Na aldeia Kumenê, extremo
Norte do país, o paciente trabalho de reduzir o uso de antibióticos e
reintroduzir plantas fitoterápicas — vistas durante décadas como “bruxaria”
Ao chegar à aldeia Kumenê,
localizada no Oiapoque, extremo norte do Amapá, o cubano Javier Isbell Lopez
Salazar tornou-se o primeiro médico fixo da comunidade. Ele começou a atender a
população local, formada por indígenas Palikur, em maio de 2014 e logo descobriu
que os habitantes da região enfrentavam uma das maiores ameaças globais de
saúde: o uso excessivo e inadequado de antibióticos.
O consumo inadequado dos
medicamentos estava associado à chegada de dois missionários à região, na
década de 1960. Os religiosos lá ficaram por mais de dez anos, durante os quais
se dedicaram à evangelização da etnia. Os indígenas foram convencidos de que a
utilização de plantas medicinais e chás era um tipo de “feitiçaria” e, por
isso, tal hábito deveria ser banido.
As tradições acabaram
sendo substituídas por dosagens abusivas de antibióticos.

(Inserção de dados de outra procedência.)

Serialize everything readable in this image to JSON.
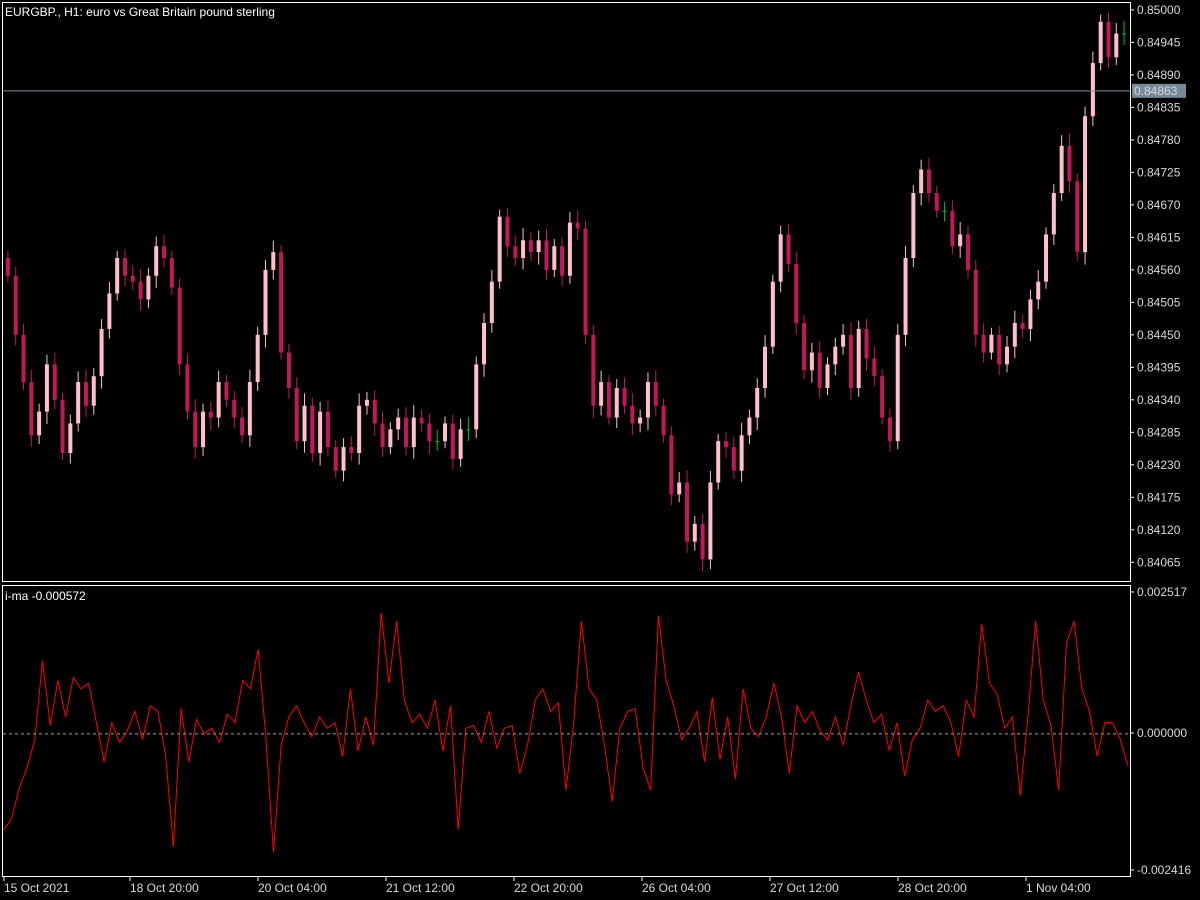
{
  "window": {
    "symbol_label": "EURGBP., H1:  euro vs Great Britain pound sterling",
    "current_price_label": "0.84863"
  },
  "indicator": {
    "label": "i-ma -0.000572",
    "zero_label": "0.000000",
    "max_label": "0.002517",
    "min_label": "-0.002416"
  },
  "price_axis": {
    "ticks": [
      "0.85000",
      "0.84945",
      "0.84890",
      "0.84835",
      "0.84780",
      "0.84725",
      "0.84670",
      "0.84615",
      "0.84560",
      "0.84505",
      "0.84450",
      "0.84395",
      "0.84340",
      "0.84285",
      "0.84230",
      "0.84175",
      "0.84120",
      "0.84065"
    ]
  },
  "time_axis": {
    "ticks": [
      "15 Oct 2021",
      "18 Oct 20:00",
      "20 Oct 04:00",
      "21 Oct 12:00",
      "22 Oct 20:00",
      "26 Oct 04:00",
      "27 Oct 12:00",
      "28 Oct 20:00",
      "1 Nov 04:00"
    ]
  },
  "colors": {
    "background": "#000000",
    "grid_border": "#ffffff",
    "bull_candle": "#ffc0cb",
    "bear_candle": "#c2185b",
    "doji_candle": "#00c000",
    "indicator_line": "#ff0000",
    "zero_line": "#a0a0a0",
    "price_line": "#778899",
    "price_badge": "#778899"
  },
  "chart_data": [
    {
      "type": "candlestick",
      "title": "EURGBP., H1:  euro vs Great Britain pound sterling",
      "ylim": [
        0.84035,
        0.8501
      ],
      "current_price": 0.84863,
      "close": [
        0.8455,
        0.8445,
        0.8437,
        0.8428,
        0.8432,
        0.844,
        0.8434,
        0.8425,
        0.843,
        0.8437,
        0.8433,
        0.8438,
        0.8446,
        0.8452,
        0.8458,
        0.8455,
        0.8454,
        0.8451,
        0.8455,
        0.846,
        0.8458,
        0.8453,
        0.844,
        0.8432,
        0.8426,
        0.8432,
        0.8431,
        0.8437,
        0.8434,
        0.8431,
        0.8428,
        0.8437,
        0.8445,
        0.8456,
        0.8459,
        0.8442,
        0.8436,
        0.8427,
        0.8433,
        0.8425,
        0.8432,
        0.8426,
        0.8422,
        0.8426,
        0.8425,
        0.8433,
        0.8434,
        0.843,
        0.8426,
        0.8429,
        0.8431,
        0.8426,
        0.8431,
        0.843,
        0.8427,
        0.8427,
        0.843,
        0.8424,
        0.8429,
        0.8429,
        0.844,
        0.8447,
        0.8454,
        0.8465,
        0.846,
        0.8458,
        0.8461,
        0.8459,
        0.8461,
        0.8456,
        0.846,
        0.8455,
        0.8464,
        0.8463,
        0.8445,
        0.8433,
        0.8437,
        0.8431,
        0.8436,
        0.8433,
        0.843,
        0.8431,
        0.8437,
        0.8433,
        0.8428,
        0.8418,
        0.842,
        0.841,
        0.8413,
        0.8407,
        0.842,
        0.8427,
        0.8426,
        0.8422,
        0.8428,
        0.8431,
        0.8436,
        0.8443,
        0.8454,
        0.8462,
        0.8457,
        0.8447,
        0.8439,
        0.8442,
        0.8436,
        0.844,
        0.8443,
        0.8445,
        0.8436,
        0.8446,
        0.8441,
        0.8438,
        0.8431,
        0.8427,
        0.8445,
        0.8458,
        0.8469,
        0.8473,
        0.8469,
        0.8466,
        0.8466,
        0.846,
        0.8462,
        0.8456,
        0.8445,
        0.8442,
        0.8445,
        0.844,
        0.8443,
        0.8447,
        0.8446,
        0.8451,
        0.8454,
        0.8462,
        0.8469,
        0.8477,
        0.8471,
        0.8459,
        0.8482,
        0.8491,
        0.8498,
        0.8492,
        0.8496,
        0.8496
      ]
    },
    {
      "type": "line",
      "title": "i-ma -0.000572",
      "ylim": [
        -0.002416,
        0.002517
      ],
      "zero_line": 0.0,
      "series": [
        {
          "values": [
            -0.0017,
            -0.0015,
            -0.00095,
            -0.0006,
            -0.0001,
            0.0013,
            0.00015,
            0.00095,
            0.0003,
            0.001,
            0.0008,
            0.0009,
            0.0002,
            -0.0005,
            0.0002,
            -0.00015,
            5e-05,
            0.0004,
            -0.0001,
            0.0005,
            0.0004,
            -0.0004,
            -0.002,
            0.00045,
            -0.0005,
            0.00025,
            0.0,
            0.0001,
            -0.00015,
            0.00035,
            0.0002,
            0.00095,
            0.0008,
            0.0015,
            -5e-05,
            -0.0021,
            -0.0002,
            0.0003,
            0.0005,
            0.0002,
            -5e-05,
            0.0003,
            0.0001,
            0.0002,
            -0.0004,
            0.0008,
            -0.0003,
            0.0003,
            -0.0002,
            0.00215,
            0.0009,
            0.002,
            0.0006,
            0.0002,
            0.00035,
            0.0001,
            0.0006,
            -0.0003,
            0.0005,
            -0.0017,
            0.0001,
            0.00015,
            -0.00015,
            0.0004,
            -0.00025,
            0.0001,
            0.00015,
            -0.0007,
            -0.0002,
            0.0006,
            0.0008,
            0.0004,
            0.00055,
            -0.001,
            0.0002,
            0.002,
            0.0008,
            0.0006,
            -0.0002,
            -0.0012,
            0.0001,
            0.0004,
            0.00045,
            -0.0006,
            -0.001,
            0.0021,
            0.00095,
            0.0005,
            -0.0001,
            0.0001,
            0.0004,
            -0.0005,
            0.00065,
            -0.00045,
            0.0003,
            -0.0008,
            0.0008,
            0.0001,
            -5e-05,
            0.0003,
            0.0009,
            0.0003,
            -0.0007,
            0.0005,
            0.0002,
            0.0004,
            5e-05,
            -0.0001,
            0.0003,
            -0.0002,
            0.0005,
            0.0011,
            0.0006,
            0.0002,
            0.00035,
            -0.0003,
            0.0002,
            -0.00075,
            -0.0001,
            0.0001,
            0.0006,
            0.0004,
            0.0005,
            0.0002,
            -0.0004,
            0.0006,
            0.0003,
            0.00195,
            0.0009,
            0.0007,
            0.0001,
            0.0003,
            -0.0011,
            0.0003,
            0.002,
            0.0006,
            0.00015,
            -0.001,
            0.0016,
            0.002,
            0.0008,
            0.0004,
            -0.0004,
            0.0002,
            0.0002,
            -0.0001,
            -0.00057
          ]
        }
      ]
    }
  ]
}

Para reverter o
cenário, Salazar decidiu criar uma horta com plantas medicinais citadas na
literatura científica que poderiam tratar grande parte dos problemas de saúde existentes
na aldeia, como gripes e doenças diarreicas.
Em palestras e encontros
com as lideranças e com os moradores do local, o profissional de saúde foi
pouco a pouco desmistificando a crença de que as plantas seriam um tipo de
“magia”. Elas, na verdade, poderiam ser utilizadas para salvar vidas.
“No começo, quando eu
receitava alguma delas, eles jogavam fora e ficavam bravos comigo porque
queriam antibióticos. Antes de ter médico aqui, eles faziam um uso excessivo de
antibióticos e, hoje, as bactérias que circulam na comunidade têm resistência
aos medicamentos disponíveis. Aos poucos, eles voltaram a acreditar no poder
das plantas”, conta Salazar, que é um dos cooperados do Programa Mais Médicos.
Na horta do clínico, há
plantas conhecidas popularmente como boldo, sabugueiro, “amor crescido”,
babosa, manjericão, entre outras. O sabugueiro, segundo o médico, é
extremamente eficaz para o alívio dos sintomas da gripe, uma das doenças mais
frequentes na comunidade. Tem efeito expectorante.
“No estudo epidemiológico
que fiz, percebi que existem duas épocas do ano em que ocorrem vários casos. Em
um desses períodos, no qual a gripe é bastante forte, começam a chegar os
asmáticos. Faço um chá da planta com limão. Para as crianças, adiciono açúcar e
faço um lambedor (espécie de xarope). Com uma xícara pequena de 12 em 12 horas,
em dois dias os sintomas vão embora. Diferente do antibiótico, não há nenhum
dano à saúde e está tudo demonstrado na literatura médica”, explica.
Educação em saúde supera
preconceitos
Outra mudança trazida por
Salazar e sua equipe de saúde foi a conscientização sobre os riscos de
contaminação da água pelo despejo de resíduos domésticos nos rios. Segundo o
médico, os indígenas costumavam construir seus banheiros próximos às margens do
curso d’água que cerca a aldeia, localizada na confluência do Uaçá e do Curipi.
Isso fez com que a água —
onde os moradores costumavam tomar banho — ficasse contaminada. Os poços também
eram construídos ao lado dos sanitários.
“Explicando, conseguimos
uma melhor qualidade de vida aqui. Um médico não pode se cansar. Eu me sinto
bem porque já estou percebendo a mudança. Estou vendo que as medidas que estou
tomando dão certo, pois as doenças estão desaparecendo. Estou ‘ganhando’ menos
pacientes’”, comenta satisfeito.
O profissional já aprendeu
algumas expressões na língua nativa da etnia Palikur e garante que a diferença
de idiomas não é um impedimento à comunicação eficiente e a diagnósticos e
tratamentos adequados.
Salazar e seus colegas do
sistema de saúde também têm desenvolvido iniciativas de educação para o
bem-estar. “Com isso, podemos conseguir uma mudança no estilo de vida de
qualquer pessoa, seja indígena, branco ou extraterrestre. É possível prevenir
várias doenças”, afirma o cubano.
“Eu realmente não tenho
palavras para expressar o que eu sinto ao trabalhar aqui e digo isso de
coração. Quando comecei eles eram anti-médico, tentavam evitar as consultas.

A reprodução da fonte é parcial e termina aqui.